Ana akım ekonomistler ve politika yapıcılar arasında, büyük ekonomilerin resesyona mı yöneldiği yoksa zaten durgunluk içinde mi olduğu konusunda kafa karışıklığı var; ya da bundan kaçınabileceklerse. En azından ABD’de çoğunluk görüşü ikincisidir. Bu iyimser görüş, enflasyon oranları yüksek olsa da, gelecek yıl boyunca düşmeye başlayacağını ve Federal Rezerv’in politika faiz oranlarını yatırım ve harcamaları kısıtlayabilecek noktaya kadar çok fazla yükseltmekten kaçınmasına izin vereceğini savunuyor. Aynı zamanda, ABD işsizlik oranı çok düşüktür ve “işgücü piyasası” güçlü kalmaktadır. Böyle bir senaryo neredeyse bir durgunluk anlamına gelmez. Tam istihdamla bir durgunluk olduğunu kim duydu, tartışıyorlar. Öte yandan, kötümser görüş, büyük ekonomilerin zaten sonunda tanınacak bir durgunluk içinde olduğu yönündedir. Ekonomik faaliyetin çeşitli yönlerini ölçen modellere bakarsanız, büyük G7 ekonomileri bu yılın ikinci çeyreğinde daralmış gibi görünüyor. Atlanta Fed Now modeli, ABD GSYİH daralmasını yıllık% 1.2 oranında tutuyor.
Euro Bölgesi’nin haftalık takipçisi de yıllık %1’lik bir daralma olduğunu gösteriyor.

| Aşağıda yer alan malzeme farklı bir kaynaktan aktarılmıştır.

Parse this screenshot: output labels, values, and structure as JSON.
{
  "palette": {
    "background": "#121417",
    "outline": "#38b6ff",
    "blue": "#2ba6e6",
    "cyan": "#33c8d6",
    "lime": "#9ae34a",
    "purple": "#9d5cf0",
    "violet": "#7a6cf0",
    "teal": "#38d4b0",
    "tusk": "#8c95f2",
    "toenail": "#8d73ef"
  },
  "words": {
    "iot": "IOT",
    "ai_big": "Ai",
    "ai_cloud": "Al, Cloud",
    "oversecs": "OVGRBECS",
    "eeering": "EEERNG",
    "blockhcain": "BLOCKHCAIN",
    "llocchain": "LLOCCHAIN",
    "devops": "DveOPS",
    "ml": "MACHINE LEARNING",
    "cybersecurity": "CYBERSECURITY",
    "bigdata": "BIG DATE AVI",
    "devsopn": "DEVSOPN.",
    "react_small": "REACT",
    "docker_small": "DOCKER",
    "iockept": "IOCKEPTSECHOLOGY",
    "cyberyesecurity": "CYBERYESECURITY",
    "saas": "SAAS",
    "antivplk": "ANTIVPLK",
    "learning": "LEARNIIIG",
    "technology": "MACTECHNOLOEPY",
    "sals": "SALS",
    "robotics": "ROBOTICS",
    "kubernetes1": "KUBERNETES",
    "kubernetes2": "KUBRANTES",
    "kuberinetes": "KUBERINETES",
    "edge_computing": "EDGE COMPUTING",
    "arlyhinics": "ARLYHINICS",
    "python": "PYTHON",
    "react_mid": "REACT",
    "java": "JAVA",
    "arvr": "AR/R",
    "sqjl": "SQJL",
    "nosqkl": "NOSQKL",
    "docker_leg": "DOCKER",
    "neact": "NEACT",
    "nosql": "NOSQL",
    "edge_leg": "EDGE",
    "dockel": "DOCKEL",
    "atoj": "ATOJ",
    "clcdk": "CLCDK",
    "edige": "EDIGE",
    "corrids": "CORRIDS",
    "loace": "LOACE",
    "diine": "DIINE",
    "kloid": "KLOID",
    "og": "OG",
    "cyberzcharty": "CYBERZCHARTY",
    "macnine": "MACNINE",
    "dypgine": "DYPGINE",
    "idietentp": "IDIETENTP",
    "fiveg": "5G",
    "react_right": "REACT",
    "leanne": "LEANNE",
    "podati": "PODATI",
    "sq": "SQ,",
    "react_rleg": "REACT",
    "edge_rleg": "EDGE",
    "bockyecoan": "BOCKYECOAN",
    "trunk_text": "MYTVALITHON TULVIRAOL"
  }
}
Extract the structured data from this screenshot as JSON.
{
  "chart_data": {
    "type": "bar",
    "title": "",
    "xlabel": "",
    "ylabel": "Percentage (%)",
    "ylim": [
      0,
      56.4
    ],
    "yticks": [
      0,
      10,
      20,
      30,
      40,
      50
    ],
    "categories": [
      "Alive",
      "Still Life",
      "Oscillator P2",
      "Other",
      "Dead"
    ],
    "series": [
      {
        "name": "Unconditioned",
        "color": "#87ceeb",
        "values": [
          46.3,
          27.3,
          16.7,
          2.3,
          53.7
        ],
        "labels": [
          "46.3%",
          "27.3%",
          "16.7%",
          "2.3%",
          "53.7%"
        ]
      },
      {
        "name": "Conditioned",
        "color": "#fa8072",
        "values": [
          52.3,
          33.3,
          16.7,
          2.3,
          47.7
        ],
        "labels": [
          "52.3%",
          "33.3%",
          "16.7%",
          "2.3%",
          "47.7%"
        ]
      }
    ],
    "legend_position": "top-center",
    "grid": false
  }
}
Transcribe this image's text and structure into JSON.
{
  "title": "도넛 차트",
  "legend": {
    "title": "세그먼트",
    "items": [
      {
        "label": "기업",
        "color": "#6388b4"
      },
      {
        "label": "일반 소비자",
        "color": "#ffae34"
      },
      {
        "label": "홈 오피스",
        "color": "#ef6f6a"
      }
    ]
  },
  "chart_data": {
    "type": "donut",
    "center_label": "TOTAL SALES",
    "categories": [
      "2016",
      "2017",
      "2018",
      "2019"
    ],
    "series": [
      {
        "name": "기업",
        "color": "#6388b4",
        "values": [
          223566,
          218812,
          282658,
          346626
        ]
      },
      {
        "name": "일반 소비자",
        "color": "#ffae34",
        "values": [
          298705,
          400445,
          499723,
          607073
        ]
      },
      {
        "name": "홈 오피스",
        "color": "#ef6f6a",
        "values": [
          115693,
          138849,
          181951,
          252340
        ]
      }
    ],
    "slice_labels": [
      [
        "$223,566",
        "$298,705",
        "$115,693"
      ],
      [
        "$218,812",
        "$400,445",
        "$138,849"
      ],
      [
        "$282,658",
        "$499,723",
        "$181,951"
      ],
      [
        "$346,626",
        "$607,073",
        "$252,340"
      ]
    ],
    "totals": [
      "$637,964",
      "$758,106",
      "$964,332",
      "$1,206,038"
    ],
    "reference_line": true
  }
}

Aynı anda hem durgunluk hem de gergin bir işgücü piyasasına sahip olmak mümkün mü? ABD reel GSYİH’sı ilk çeyrekte yıllık %-1,5 oranında düştü ve ikinci çeyrekte tekrarlanmış gibi görünüyor. Bu, denildiği gibi “teknik bir durgunluk”. Ancak işsizlik oranı, tarihi düşük seviyelere yakın% 3,6’dır ve son dört ayda ortalama olarak her ay 380.000 iş yaratılmaktadır.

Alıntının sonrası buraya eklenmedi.